Astronomers first detected WD 1856 b using the Spitzer Space Telescope and NASA’s Transiting Exoplanet Survey Satellite (TESS) in 2020. The gas giant orbits its star at an unexpectedly close distance, about 50 times closer than Earth’s orbit around the sun. It’s such a strange feature that it actually marks the first known example of an intact planet surviving so close to a white dwarf. But if WD 1856 b had always orbited so close to its star, the gas giant would undoubtedly have been destroyed during the red giant era.
So this raises an important question about how the WD 1856 b got there. According to Northwestern University astronomer Christopher O’Connor, there are currently two main theories.

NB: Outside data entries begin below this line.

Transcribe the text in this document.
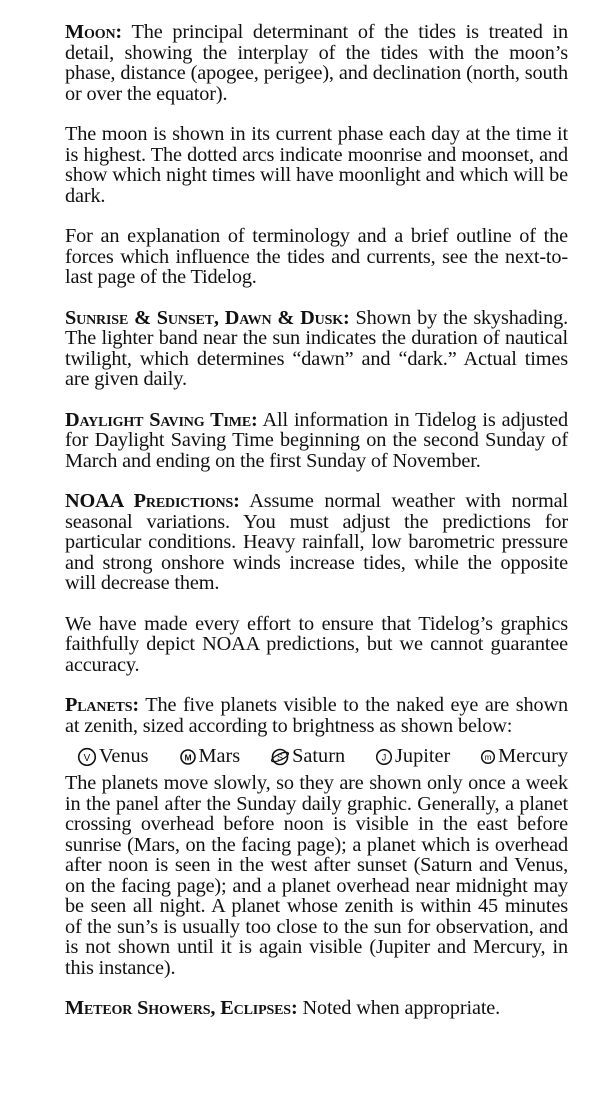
Moon: The principal determinant of the tides is treated in detail, showing the interplay of the tides with the moon’s phase, distance (apogee, perigee), and declination (north, south or over the equator).

The moon is shown in its current phase each day at the time it is highest. The dotted arcs indicate moonrise and moonset, and show which night times will have moonlight and which will be dark.

For an explanation of terminology and a brief outline of the forces which influence the tides and currents, see the next-to-last page of the Tidelog.

Sunrise & Sunset, Dawn & Dusk: Shown by the skyshading. The lighter band near the sun indicates the duration of nautical twilight, which determines “dawn” and “dark.” Actual times are given daily.

Daylight Saving Time: All information in Tidelog is adjusted for Daylight Saving Time beginning on the second Sunday of March and ending on the first Sunday of November.

NOAA Predictions: Assume normal weather with normal seasonal variations. You must adjust the predictions for particular conditions. Heavy rainfall, low barometric pressure and strong onshore winds increase tides, while the opposite will decrease them.

We have made every effort to ensure that Tidelog’s graphics faithfully depict NOAA predictions, but we cannot guarantee accuracy.

Planets: The five planets visible to the naked eye are shown at zenith, sized according to brightness as shown below:

V Venus	M Mars	S Saturn	J Jupiter	m Mercury

The planets move slowly, so they are shown only once a week in the panel after the Sunday daily graphic. Generally, a planet crossing overhead before noon is visible in the east before sunrise (Mars, on the facing page); a planet which is overhead after noon is seen in the west after sunset (Saturn and Venus, on the facing page); and a planet overhead near midnight may be seen all night. A planet whose zenith is within 45 minutes of the sun’s is usually too close to the sun for observation, and is not shown until it is again visible (Jupiter and Mercury, in this instance).

Meteor Showers, Eclipses: Noted when appropriate.
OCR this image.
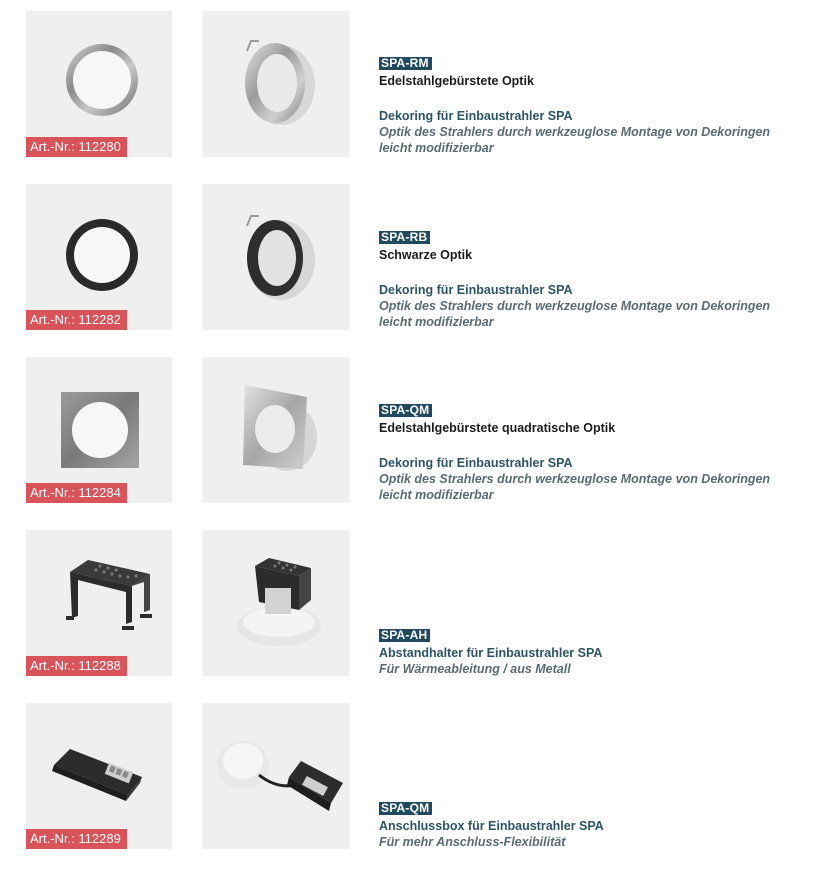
Art.-Nr.: 112280
SPA-RM
Edelstahlgebürstete Optik
Dekoring für Einbaustrahler SPA
Optik des Strahlers durch werkzeuglose Montage von Dekoringen
leicht modifizierbar
Art.-Nr.: 112282
SPA-RB
Schwarze Optik
Dekoring für Einbaustrahler SPA
Optik des Strahlers durch werkzeuglose Montage von Dekoringen
leicht modifizierbar
Art.-Nr.: 112284
SPA-QM
Edelstahlgebürstete quadratische Optik
Dekoring für Einbaustrahler SPA
Optik des Strahlers durch werkzeuglose Montage von Dekoringen
leicht modifizierbar
Art.-Nr.: 112288
SPA-AH
Abstandhalter für Einbaustrahler SPA
Für Wärmeableitung / aus Metall
Art.-Nr.: 112289
SPA-QM
Anschlussbox für Einbaustrahler SPA
Für mehr Anschluss-Flexibilität
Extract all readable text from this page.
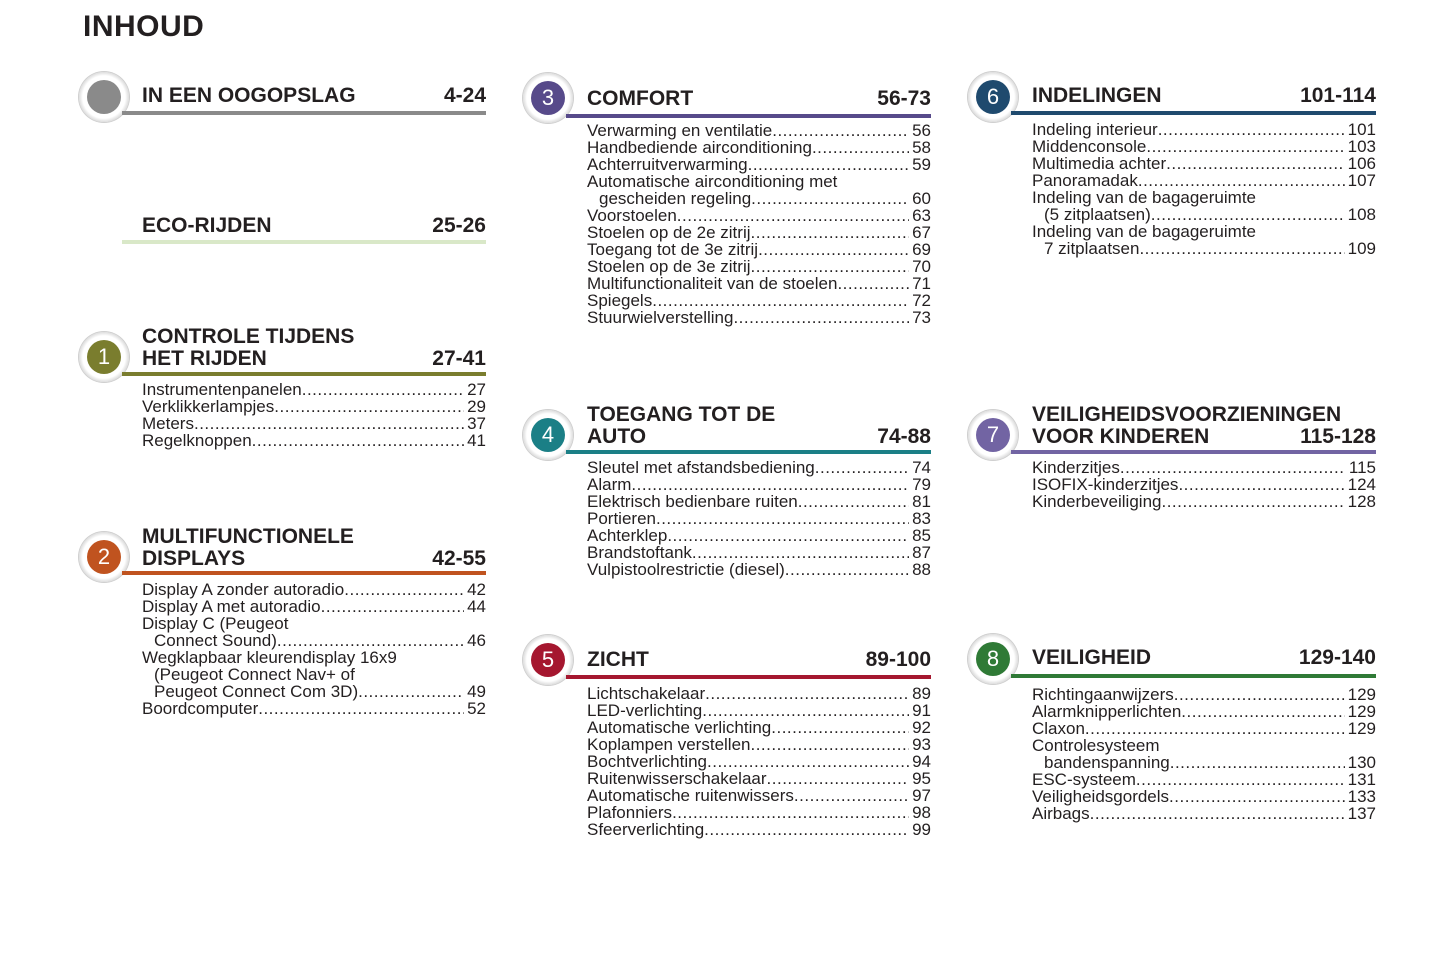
INHOUD
IN EEN OOGOPSLAG	4-24
ECO-RIJDEN	25-26
1
CONTROLE TIJDENS
HET RIJDEN	27-41
Instrumentenpanelen .....	27
Verklikkerlampjes .....	29
Meters .....	37
Regelknoppen .....	41
2
MULTIFUNCTIONELE
DISPLAYS	42-55
Display A zonder autoradio .....	42
Display A met autoradio .....	44
Display C (Peugeot
Connect Sound) .....	46
Wegklapbaar kleurendisplay 16x9
(Peugeot Connect Nav+ of
Peugeot Connect Com 3D) .....	49
Boordcomputer .....	52
3	COMFORT	56-73
Verwarming en ventilatie .....	56
Handbediende airconditioning .....	58
Achterruitverwarming .....	59
Automatische airconditioning met
gescheiden regeling .....	60
Voorstoelen .....	63
Stoelen op de 2e zitrij .....	67
Toegang tot de 3e zitrij .....	69
Stoelen op de 3e zitrij .....	70
Multifunctionaliteit van de stoelen .....	71
Spiegels .....	72
Stuurwielverstelling .....	73
4
TOEGANG TOT DE
AUTO	74-88
Sleutel met afstandsbediening .....	74
Alarm .....	79
Elektrisch bedienbare ruiten .....	81
Portieren .....	83
Achterklep .....	85
Brandstoftank .....	87
Vulpistoolrestrictie (diesel) .....	88
5	ZICHT	89-100
Lichtschakelaar .....	89
LED-verlichting .....	91
Automatische verlichting .....	92
Koplampen verstellen .....	93
Bochtverlichting .....	94
Ruitenwisserschakelaar .....	95
Automatische ruitenwissers .....	97
Plafonniers .....	98
Sfeerverlichting .....	99
6	INDELINGEN	101-114
Indeling interieur .....	101
Middenconsole .....	103
Multimedia achter .....	106
Panoramadak .....	107
Indeling van de bagageruimte
(5 zitplaatsen) .....	108
Indeling van de bagageruimte
7 zitplaatsen .....	109
7
VEILIGHEIDSVOORZIENINGEN
VOOR KINDEREN	115-128
Kinderzitjes .....	115
ISOFIX-kinderzitjes .....	124
Kinderbeveiliging .....	128
8	VEILIGHEID	129-140
Richtingaanwijzers .....	129
Alarmknipperlichten .....	129
Claxon .....	129
Controlesysteem
bandenspanning .....	130
ESC-systeem .....	131
Veiligheidsgordels .....	133
Airbags .....	137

“One is that the planet was swallowed by the host star while it was dying, and managed to survive inside,” he said. “The other is that the migration occurred due to the gravitational effect of other objects in the system.”
Those “other objects” are the other two stars in the WD 1856+534 triple star system. Its stellar companions may also have influenced the orbit of WD 1856 b at some point in its history.
Then there’s the question of the planet’s temperature, which was assessed with the help of the ever-busy James Webb Space Telescope (JWST). Using JWST, researchers observed that WD 1856 b partially overlapped its star during what is known as a grazing transit. This allowed them to analyze crucial information not only about the gas giant’s temperature, but also its mass and atmospheric chemical composition.

Heated attraction
The results suggest that the planet exhibits a temperature of 400 Kelvin, or about 260 degrees Fahrenheit. That is a lot hotter than it should be if its only heat source is a white dwarf. Since there are no other heat generators nearby, that energy must be a residual effect from a previous era. The planet warmed up while engulfed during the red giant phase, or began to warm up as gravity pulled it closer to the resulting white dwarf.
Although the extra heat was puzzling, it also turned out to be a critical detail in determining how WD 1856 b got so close to its star. By combining the planet’s mass data with its current temperature, astronomers calculated that things started to warm up between 3 and 5.5 billion years after its star became a white dwarf. This means that the exoplanet originally resided safely outside the diameter of the red dwarf.
“As the planet moved inward, its interactions with the white dwarf’s strong gravity caused it to heat up considerably, and it has been cooling ever since,” O’Connor said.
Beyond its travel history, the team also detected signs of molecules still within its atmosphere. The JWST readings revealed clear signatures of small cloud particles and hydrocarbons such as methane, another first for an exoplanet orbiting a dead star.
A time machine telescope
WD 1856 b still has a lot to tell astronomers and they are ready to continue digging. Even more atmospheric data from four additional recent JWST transits will soon be available. The entire project highlights the mind-blowing beauty and potential history lessons of peering into the depths of the cosmos.
“It’s like using a time machine to look into the distant future of our solar system,” MacDonald said.